Ces évidences rappelées, ajoutons que la bande-son du film ou d’un jeu vidéo est également source de contraintes pour le compositeur. J’entends ici par bande-son tous les éléments qui la composent, exceptée la musique : dialogues, ambiances, bruitages etc… La présence de dialogues est susceptible de réduire les choix musicaux, notamment sur les plans de la mélodie et de l’instrumentation. Il existe toujours le risque qu’une mélodie, superposée à un dialogue, créée une concurrence cognitive et perturbe la perception de ce dernier. Une mélodie affirmée, qui plus est interprétée par un instrument dont le registre recouvre celui de la voix humaine (ex : le violoncelle), risque de mettre à mal la perception d’une scène parlée. Dans d’autres cas, les bruitages peuvent participer activement au sens d’une scène ou les ambiances sonores à l’immersion, auxquels cas la musique devra se faire discrète en évitant d’incorporer des éléments trop figuratifs propres à attirer sur elle l’attention du spectateur/auditeur.

Dans le cas du jeu vidéo, les contraintes de jouabilité et de lassitude plaident souvent en faveur d’ambiances musicales suffisamment discrètes pour ne pas compromettre l’expérience de jeu : veiller à faire entendre les éléments sonores nécessaires à la progression dans le jeu (l’anticipation des dangers par exemple) et ne pas lasser le joueur par des éléments mélodiques récurrents sur les longues heures qui caractérise l’expérience vidéo-ludique. On réservera les moments de musique « totale » :

  • aux moments clés de l’ « intrigue » (pour son effet dramatique)
  • quand l’attention du joueur est moins sollicitée (cinématiques, fin de niveaux, menus)

Les contre-exemples sont bien sûr nombreux, mais sont en général appuyés par des motivations spécifiques et permises par les moyens du mixage : gestion du volume relatif des sources sonores concurrentielles, filtrage fréquentiel, compression multibandes, ducking, etc…

Les cas évoqués ci-dessus nous amènent à la situation fréquente pour un compositeur de musique à l’image, d’avoir à créer des ambiances musicales. Contrairement à ce que l’on pourrait croire, elles sont loin d’être faciles à produire. Il suffit rarement d’une nappe de synthé x pour remplir à bien cette mission.

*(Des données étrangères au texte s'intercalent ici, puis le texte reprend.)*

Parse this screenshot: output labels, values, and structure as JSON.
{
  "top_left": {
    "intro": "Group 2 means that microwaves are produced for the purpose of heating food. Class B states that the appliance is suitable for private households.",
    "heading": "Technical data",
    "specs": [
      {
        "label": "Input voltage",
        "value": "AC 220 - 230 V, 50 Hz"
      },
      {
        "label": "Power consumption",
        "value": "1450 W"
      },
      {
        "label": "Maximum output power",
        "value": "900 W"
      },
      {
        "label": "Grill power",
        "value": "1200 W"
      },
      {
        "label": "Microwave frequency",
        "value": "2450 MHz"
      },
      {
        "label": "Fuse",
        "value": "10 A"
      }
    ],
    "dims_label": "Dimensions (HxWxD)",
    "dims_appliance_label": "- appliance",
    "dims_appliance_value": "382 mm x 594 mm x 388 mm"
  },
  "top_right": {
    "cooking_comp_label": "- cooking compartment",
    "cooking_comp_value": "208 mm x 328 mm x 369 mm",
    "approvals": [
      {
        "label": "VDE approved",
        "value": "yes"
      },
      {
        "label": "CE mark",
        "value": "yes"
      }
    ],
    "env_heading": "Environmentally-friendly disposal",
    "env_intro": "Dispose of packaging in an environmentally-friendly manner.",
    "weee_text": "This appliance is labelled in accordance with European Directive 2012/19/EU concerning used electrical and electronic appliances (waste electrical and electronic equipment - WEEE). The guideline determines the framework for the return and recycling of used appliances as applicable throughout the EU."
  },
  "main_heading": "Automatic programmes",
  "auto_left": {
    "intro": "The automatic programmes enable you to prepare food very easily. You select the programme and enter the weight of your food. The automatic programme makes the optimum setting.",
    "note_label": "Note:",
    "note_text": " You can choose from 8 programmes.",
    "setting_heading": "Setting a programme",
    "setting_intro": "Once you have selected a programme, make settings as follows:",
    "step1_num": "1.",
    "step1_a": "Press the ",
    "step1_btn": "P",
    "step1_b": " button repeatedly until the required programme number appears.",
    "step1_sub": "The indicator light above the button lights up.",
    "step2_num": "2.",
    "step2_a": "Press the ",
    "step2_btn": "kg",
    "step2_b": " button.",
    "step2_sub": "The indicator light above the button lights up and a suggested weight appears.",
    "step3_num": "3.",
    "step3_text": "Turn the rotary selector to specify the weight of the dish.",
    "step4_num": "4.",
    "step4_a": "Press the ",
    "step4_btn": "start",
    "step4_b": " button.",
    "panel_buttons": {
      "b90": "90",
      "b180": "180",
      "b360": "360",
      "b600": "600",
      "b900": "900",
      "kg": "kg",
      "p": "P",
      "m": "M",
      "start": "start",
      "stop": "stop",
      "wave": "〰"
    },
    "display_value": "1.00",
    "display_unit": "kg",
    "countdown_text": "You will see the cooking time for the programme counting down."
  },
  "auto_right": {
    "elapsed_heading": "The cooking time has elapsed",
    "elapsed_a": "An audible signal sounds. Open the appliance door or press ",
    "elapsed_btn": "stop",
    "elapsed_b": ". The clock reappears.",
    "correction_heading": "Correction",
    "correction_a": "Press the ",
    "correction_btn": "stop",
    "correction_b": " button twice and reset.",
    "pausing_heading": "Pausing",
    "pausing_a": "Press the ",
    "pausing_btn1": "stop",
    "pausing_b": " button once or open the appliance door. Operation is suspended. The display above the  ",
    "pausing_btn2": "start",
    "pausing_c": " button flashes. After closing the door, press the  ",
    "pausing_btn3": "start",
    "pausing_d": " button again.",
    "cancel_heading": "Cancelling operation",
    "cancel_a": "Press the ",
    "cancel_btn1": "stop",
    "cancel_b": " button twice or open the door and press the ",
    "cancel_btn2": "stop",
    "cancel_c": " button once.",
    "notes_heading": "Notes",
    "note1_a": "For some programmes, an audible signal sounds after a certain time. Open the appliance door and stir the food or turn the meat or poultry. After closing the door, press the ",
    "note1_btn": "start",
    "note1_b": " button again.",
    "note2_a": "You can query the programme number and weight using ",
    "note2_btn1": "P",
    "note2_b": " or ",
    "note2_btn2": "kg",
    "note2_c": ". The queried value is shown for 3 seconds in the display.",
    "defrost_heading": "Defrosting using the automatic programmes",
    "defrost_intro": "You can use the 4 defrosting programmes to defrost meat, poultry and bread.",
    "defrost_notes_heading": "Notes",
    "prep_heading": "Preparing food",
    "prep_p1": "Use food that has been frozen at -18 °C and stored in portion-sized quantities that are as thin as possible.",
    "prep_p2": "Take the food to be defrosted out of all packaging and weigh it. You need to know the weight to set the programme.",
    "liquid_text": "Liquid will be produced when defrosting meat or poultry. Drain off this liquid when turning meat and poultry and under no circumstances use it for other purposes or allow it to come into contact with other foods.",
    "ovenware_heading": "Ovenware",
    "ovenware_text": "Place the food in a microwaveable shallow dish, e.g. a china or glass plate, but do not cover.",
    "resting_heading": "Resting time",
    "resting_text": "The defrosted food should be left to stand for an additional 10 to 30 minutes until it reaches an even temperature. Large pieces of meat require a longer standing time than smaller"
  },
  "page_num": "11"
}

Une ambiance musicale réussie doit en effet cheminer sur un fil étroit entre variation et continuation, se préservant de la monotonie d’une part, et évitant de contenir trop de changements manifestes. Le but d’une ambiance musicale consiste à renforcer de manière transparente l’émotion suggérée par le contexte, en laissant la place nécessaire aux autres sources d’informations en jeu.

Ayant composé les musiques de deux jeux d’assez grande envergure depuis le début de l’année, j’ai eu le loisir de réfléchir et de progresser dans la construction de ces ambiances. J’aimerais en partager le fruit avec vous, en incorporant deux de mes créations pour illustrer le propos.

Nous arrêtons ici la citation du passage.